Cette position avait de grandes conséquences. Pour eux, tout ce qui était créé par l'homme était de l'art : la sculpture, la construction de maison, l'art oratoire, la cuisine, l'habillement, la construction des fenêtres, le fait d'être commerçant, etc...On retrouve des traces de cette conception, lorsque l'on traverse ces belles villes d'Europe qui sont restées marquées par le moyen-âge et les débuts de l'âge classique : Prague, Brugge, Le vieux centre de Zurich, Amsterdam...On toruve également quelques traces de cette conception lorsque l'on relit le texte d'Aristote intitulé "Physique".

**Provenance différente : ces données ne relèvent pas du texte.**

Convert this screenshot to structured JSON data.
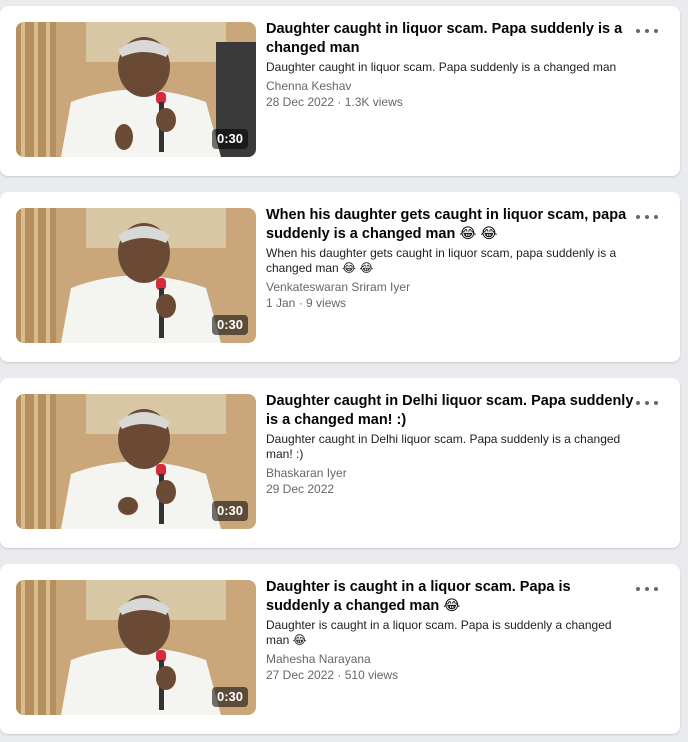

Les Modernes ont séparé les activités humaines : en activités nobles et celles qui ne le sont pas. Ceci s'explique notamment par l'importance prise par le travail dans nos sociétés et par bien d'autres causes.  Le résultat de cette séparation fut le "romantisme".  Il  a "enfermés les  artistes dans des tours d'ivoire, ceux-ci vivants souvent leur isolement dans la souffrance. Corrélativelment, nous avons pensé la construction de nos villes... et de nos vies ....dans le seul souci de l'efficacité, de la rentabilité, en oubliant qu'il existait aussi un "art de faire la ville", un "art de vie"....La souffrance des "bourgeois" a été le pendant de celle des artistes, l'autre face de celle-ci.

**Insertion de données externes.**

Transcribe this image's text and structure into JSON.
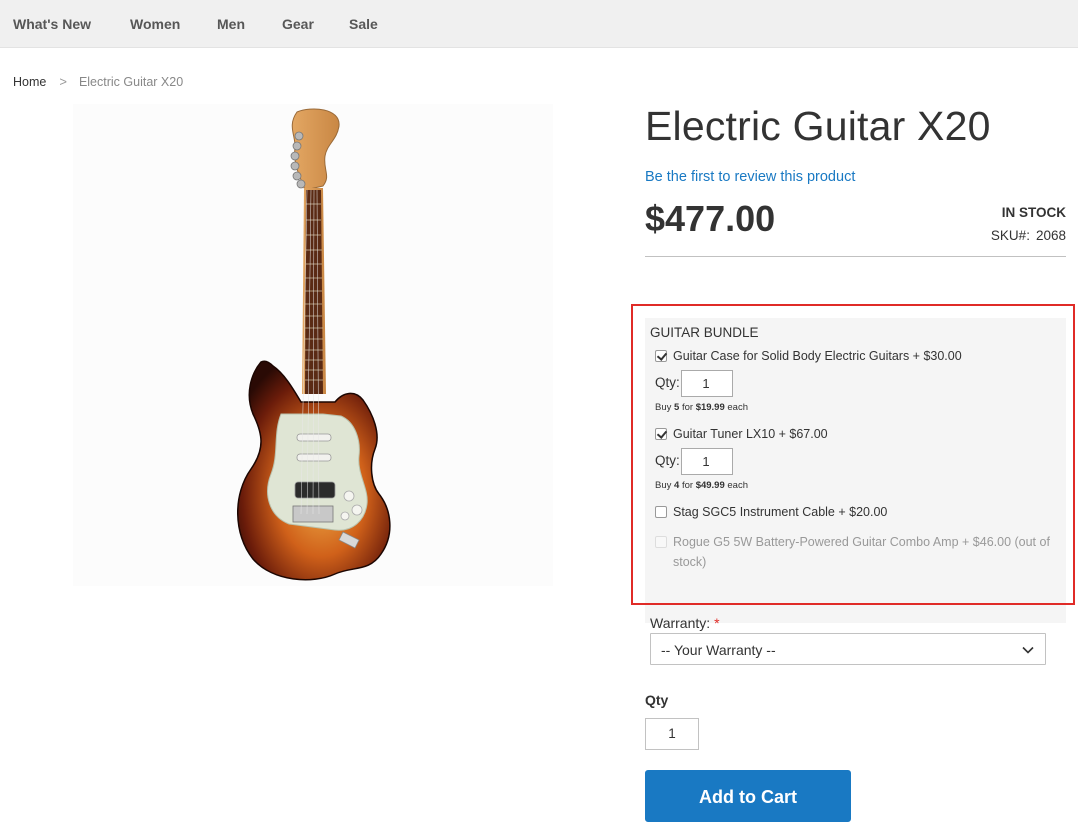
{
  "nav": {
    "items": [
      {
        "label": "What's New"
      },
      {
        "label": "Women"
      },
      {
        "label": "Men"
      },
      {
        "label": "Gear"
      },
      {
        "label": "Sale"
      }
    ]
  },
  "breadcrumb": {
    "home": "Home",
    "separator": ">",
    "current": "Electric Guitar X20"
  },
  "product": {
    "title": "Electric Guitar X20",
    "review_link": "Be the first to review this product",
    "price": "$477.00",
    "stock": "IN STOCK",
    "sku_label": "SKU#:",
    "sku_value": "2068",
    "image_icon": "guitar-image"
  },
  "bundle": {
    "title": "GUITAR BUNDLE",
    "options": [
      {
        "label": "Guitar Case for Solid Body Electric Guitars + $30.00",
        "checked": true
      },
      {
        "label": "Guitar Tuner LX10 + $67.00",
        "checked": true
      },
      {
        "label": "Stag SGC5 Instrument Cable + $20.00",
        "checked": false
      },
      {
        "label": "Rogue G5 5W Battery-Powered Guitar Combo Amp + $46.00 (out of stock)",
        "checked": false,
        "disabled": true
      }
    ],
    "qty_label": "Qty:",
    "option_qty": [
      "1",
      "1"
    ],
    "tiers": [
      {
        "prefix": "Buy",
        "count": "5",
        "mid": "for",
        "price": "$19.99",
        "suffix": "each"
      },
      {
        "prefix": "Buy",
        "count": "4",
        "mid": "for",
        "price": "$49.99",
        "suffix": "each"
      }
    ]
  },
  "warranty": {
    "label": "Warranty:",
    "required_mark": "*",
    "selected": "-- Your Warranty --"
  },
  "purchase": {
    "qty_label": "Qty",
    "qty_value": "1",
    "add_to_cart": "Add to Cart"
  },
  "colors": {
    "accent": "#1979c3",
    "required": "#e02b27",
    "highlight": "#e02b27"
  }
}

Je fais un rêve et faisons le ensemble ....Des villes qui seraient redevenues belles et agréables à vivre....Des maisons qui ne seraient plus ces maisons "efficaces" mais des maisons belles et intelligentes....Ce rêve, il est vrai, existe aujourd'hui pour quelques privilégiés....Il est vrai, en effet que les villes du Moyen-âge auxquels je pense, étaient des villes privilégiées...Car lorsqu'elles se développérent, elles furent des havres de liberté pour contrer l'influence des seigneurs féodaux. L'air de la ville rend libre avait-on coutune de soutenir. Celui qui parvenait à s'échapper de l'emprise féodale, trouvait ainsi dans la ville le moyen de développer son art en toute liberté.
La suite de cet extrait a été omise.